OrderedDict comprehensions

wim picture wim · Jan 14, 2014 · Viewed 16.5k times · Source

Can I extend syntax in python for dict comprehensions for other dicts, like the OrderedDict in collections module or my own types which inherit from dict?

Just rebinding the dict name obviously doesn't work, the {key: value} comprehension syntax still gives you a plain old dict for comprehensions and literals.

>>> from collections import OrderedDict
>>> olddict, dict = dict, OrderedDict
>>> {i: i*i for i in range(3)}.__class__
<type 'dict'>

So, if it's possible how would I go about doing that?
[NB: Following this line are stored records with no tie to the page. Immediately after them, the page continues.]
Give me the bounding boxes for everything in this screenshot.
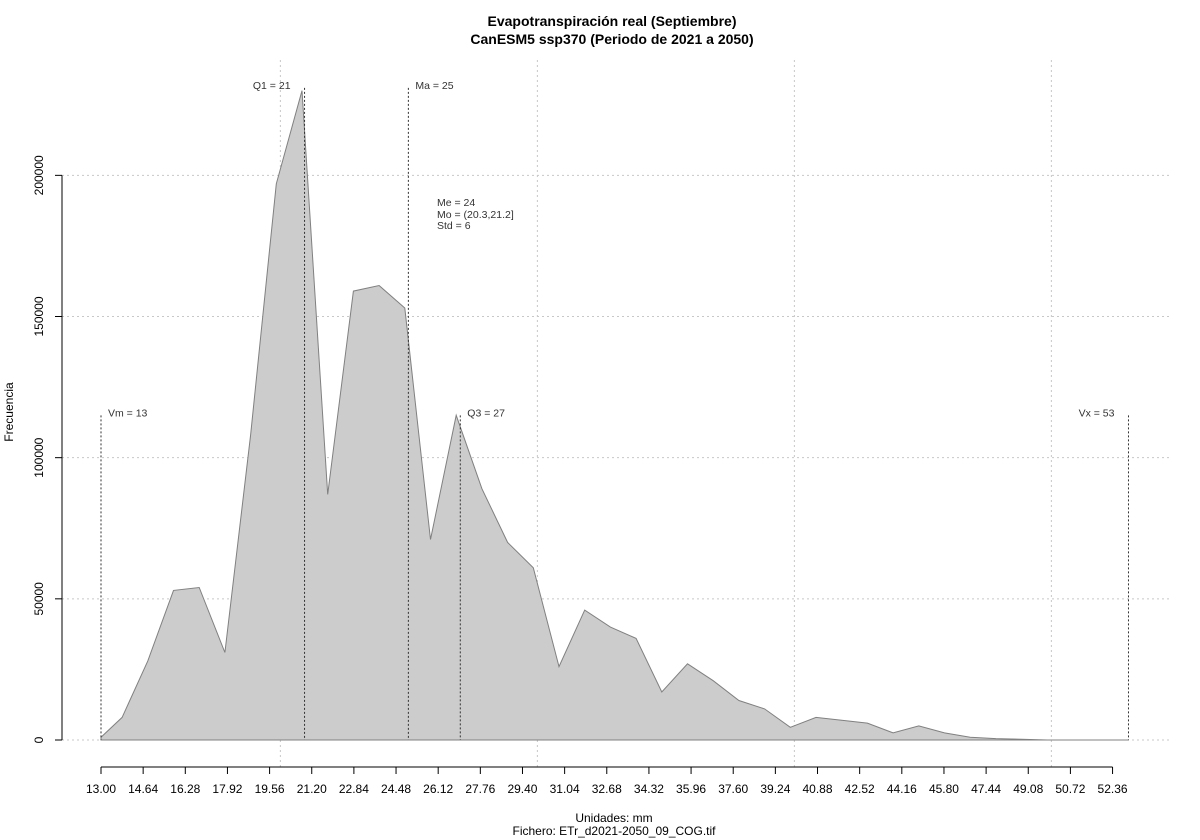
frequency-area (100, 90, 1129, 741)
x-tick-label: 47.44 (971, 782, 1001, 796)
axis-layer: 0 50000 100000 150000 200000 13.00 14.64 16.28 1… (32, 155, 1128, 796)
x-tick-label: 39.24 (760, 782, 790, 796)
x-tick-label: 32.68 (592, 782, 622, 796)
x-tick-label: 19.56 (255, 782, 285, 796)
y-axis-label: Frecuencia (2, 382, 16, 442)
x-tick-label: 16.28 (170, 782, 200, 796)
x-tick-label: 13.00 (86, 782, 116, 796)
marker-label: Q3 = 27 (467, 407, 505, 419)
x-tick-label: 21.20 (297, 782, 327, 796)
y-tick-label: 0 (32, 736, 46, 743)
chart-subtitle: CanESM5 ssp370 (Periodo de 2021 a 2050) (470, 31, 753, 47)
x-tick-label: 26.12 (423, 782, 453, 796)
marker-layer: Vm = 13 Q1 = 21 Ma = 25 Q3 = 27 Vx = 53 (100, 80, 1129, 740)
stats-block: Me = 24 Mo = (20.3,21.2] Std = 6 (437, 197, 514, 232)
x-tick-label: 17.92 (212, 782, 242, 796)
x-tick-label: 27.76 (465, 782, 495, 796)
y-tick-label: 200000 (32, 155, 46, 195)
marker-label: Ma = 25 (415, 80, 453, 92)
x-tick-label: 50.72 (1055, 782, 1085, 796)
x-tick-label: 24.48 (381, 782, 411, 796)
y-tick-label: 50000 (32, 582, 46, 616)
y-tick-label: 150000 (32, 296, 46, 336)
x-axis-label: Unidades: mm (575, 811, 652, 825)
x-tick-label: 22.84 (339, 782, 369, 796)
marker-label: Q1 = 21 (253, 80, 291, 92)
stat-mode: Mo = (20.3,21.2] (437, 209, 514, 221)
x-tick-label: 34.32 (634, 782, 664, 796)
y-tick-label: 100000 (32, 437, 46, 477)
x-tick-label: 40.88 (803, 782, 833, 796)
x-tick-label: 42.52 (845, 782, 875, 796)
x-tick-label: 31.04 (550, 782, 580, 796)
x-tick-label: 37.60 (718, 782, 748, 796)
marker-label: Vm = 13 (108, 407, 148, 419)
x-tick-label: 49.08 (1013, 782, 1043, 796)
x-tick-label: 14.64 (128, 782, 158, 796)
stat-mean: Me = 24 (437, 197, 475, 209)
marker-label: Vx = 53 (1079, 407, 1115, 419)
x-tick-label: 52.36 (1098, 782, 1128, 796)
x-tick-label: 29.40 (507, 782, 537, 796)
x-tick-label: 35.96 (676, 782, 706, 796)
x-tick-label: 45.80 (929, 782, 959, 796)
file-caption: Fichero: ETr_d2021-2050_09_COG.tif (513, 824, 717, 838)
x-tick-label: 44.16 (887, 782, 917, 796)
chart-title: Evapotranspiración real (Septiembre) (488, 13, 737, 29)
stat-std: Std = 6 (437, 220, 471, 232)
It's OK if it only works in CPython. For syntax I guess I would try it with a O{k: v} prefix like we have on the r'various' u'string' b'objects'.

note: Of course we can use a generator expression instead, but I'm more interested seeing how hackable python is in terms of the grammar.

Answer

Max Noel picture Max Noel · Jan 14, 2014

Sorry, not possible. Dict literals and dict comprehensions map to the built-in dict type, in a way that's hardcoded at the C level. That can't be overridden.

You can use this as an alternative, though:

OrderedDict((i, i * i) for i in range(3))

Addendum: as of Python 3.6, all Python dictionaries are ordered. As of 3.7, it's even part of the language spec. If you're using those versions of Python, no need for OrderedDict: the dict comprehension will Just Work (TM).